The Lockheed XP-49 was an advancement on the P-38 for a fighter in response to U.S. Army Air Corps proposal 39-775 that was equipped with the new Pratt & Whitney X-1800 twenty-four cylinder engine. Assigned model number 522 by Lockheed, this proposal, which was for an aircraft substantially similar to the P-38, was evaluated first place and was assigned the designation XP-49, while the Grumman Model G-46 was awarded second place and designated XP-50.

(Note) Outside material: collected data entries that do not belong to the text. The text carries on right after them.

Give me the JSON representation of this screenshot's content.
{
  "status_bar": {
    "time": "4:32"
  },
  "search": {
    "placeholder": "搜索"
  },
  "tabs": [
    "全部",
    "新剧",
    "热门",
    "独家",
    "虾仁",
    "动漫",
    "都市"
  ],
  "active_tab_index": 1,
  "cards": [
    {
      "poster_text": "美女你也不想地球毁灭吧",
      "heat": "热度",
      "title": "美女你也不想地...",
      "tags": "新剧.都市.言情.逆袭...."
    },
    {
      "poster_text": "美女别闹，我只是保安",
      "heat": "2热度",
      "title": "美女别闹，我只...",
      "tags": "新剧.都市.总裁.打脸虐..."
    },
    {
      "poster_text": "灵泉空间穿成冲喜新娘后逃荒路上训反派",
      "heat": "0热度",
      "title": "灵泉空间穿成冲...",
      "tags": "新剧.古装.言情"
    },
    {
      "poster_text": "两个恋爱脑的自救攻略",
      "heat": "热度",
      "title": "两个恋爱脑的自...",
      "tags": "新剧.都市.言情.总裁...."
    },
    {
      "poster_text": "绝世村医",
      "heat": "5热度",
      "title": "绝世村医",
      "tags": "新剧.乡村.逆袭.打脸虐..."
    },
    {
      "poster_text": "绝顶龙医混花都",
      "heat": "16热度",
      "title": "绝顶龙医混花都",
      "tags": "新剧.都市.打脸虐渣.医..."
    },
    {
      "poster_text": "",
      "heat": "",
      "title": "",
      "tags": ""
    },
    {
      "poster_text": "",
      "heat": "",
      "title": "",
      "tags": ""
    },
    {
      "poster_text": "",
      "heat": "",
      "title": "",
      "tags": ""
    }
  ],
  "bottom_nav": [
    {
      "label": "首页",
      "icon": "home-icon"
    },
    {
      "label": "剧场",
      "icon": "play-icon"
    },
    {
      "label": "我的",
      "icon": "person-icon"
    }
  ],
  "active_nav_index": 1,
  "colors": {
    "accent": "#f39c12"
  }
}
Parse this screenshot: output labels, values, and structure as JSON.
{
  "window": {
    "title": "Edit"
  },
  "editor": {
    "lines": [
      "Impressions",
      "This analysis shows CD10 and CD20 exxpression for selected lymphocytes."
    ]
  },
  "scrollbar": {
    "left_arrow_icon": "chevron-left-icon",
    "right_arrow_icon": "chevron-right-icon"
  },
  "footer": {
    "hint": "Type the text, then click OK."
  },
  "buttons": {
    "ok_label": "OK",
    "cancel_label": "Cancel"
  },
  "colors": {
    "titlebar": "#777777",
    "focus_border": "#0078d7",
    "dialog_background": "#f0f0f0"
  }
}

Ordered in October 1939 under a contract approved on January 8, 1940, the X-1800 powered XP-49 would feature a pressurized cockpit and armament of two 20 mm cannon and four 0.5 inch (12.7 mm) machine guns. However, after two months into the contract a decision was made to substitute the Continental XI-1430-1 twelve cylinder liquid-cooled inverted vee engines for the X-1800. The XP-49 first flew on November 11, 1942. But, after a crash landing in early January 1943 occurred when the port landing gear failed to lock down due to a combined hydraulic and electric failure. The XP-49 flew again on February 16, 1943 after repairs were made. The preliminary flight data showed that performance of the XP-49 was not sufficiently better than the then production P-38, and with a questionable future for the XI-1430 engine, to warrant disruption of the production line to introduce the new model aircraft. Consideration of quantity production was therefore abandoned.

The aircraft was flown to Wright Field, and after various problems further work on the XP-49 was halted.

P-49
Type Fighter
Manufacturer Lockheed
Designed by Clarence Johnson
Maiden flight 1942-11-11
Status Cancelled
Number built 1

Specifications (XP-49)

General characteristics

  • Crew: One
  • Length: 40 ft 1 in (12.2 m)
  • Wingspan: 52 ft (15.8 m)
  • Height: 9 ft 10 in (3.0 m)
  • Wing area: 327.5 ft² (30 m²)
  • Empty weight: 15,410 lb (6990 kg)
  • Loaded weight: 18,750 lb (8505 kg)
  • Powerplant:Continental XI-1430-1 inverted V-12s, 1,600 hp (1,193 kW) each

Performance

Armament

  • 2x 20 mm cannon
  • 4x 0.5 in (12.7 mm) machine guns

1 comment:

Ron said...

2 months?
The radial powered XP-49 Lightning was championed for 2 months, then abandoned.
Why fault the 2,000 hp P&W radial engines for making the fighter overpowered, without combat equipment?
It's no wonder the Air Corp lost interest.
A year later the loaded XP-49 flew with less powerful, vulnerable inline Continental engines.
Not only did its rivals not stand still, even the P-38J outperformed it.
The advantage of radials that can take battle damage like no Allison powered P-38, was long gone. The Conny inline engines proved worse yet!

A 2nd US 20mm HS cannon was added to the XP-49 nose battery. Good news!
Too bad they were not reliable RAF HS Mk II cannons.
That was all academic since the XP-49 was dropped.
By default the P-38 soldiered on with a single reject US HS M2 cannon in its gun suite.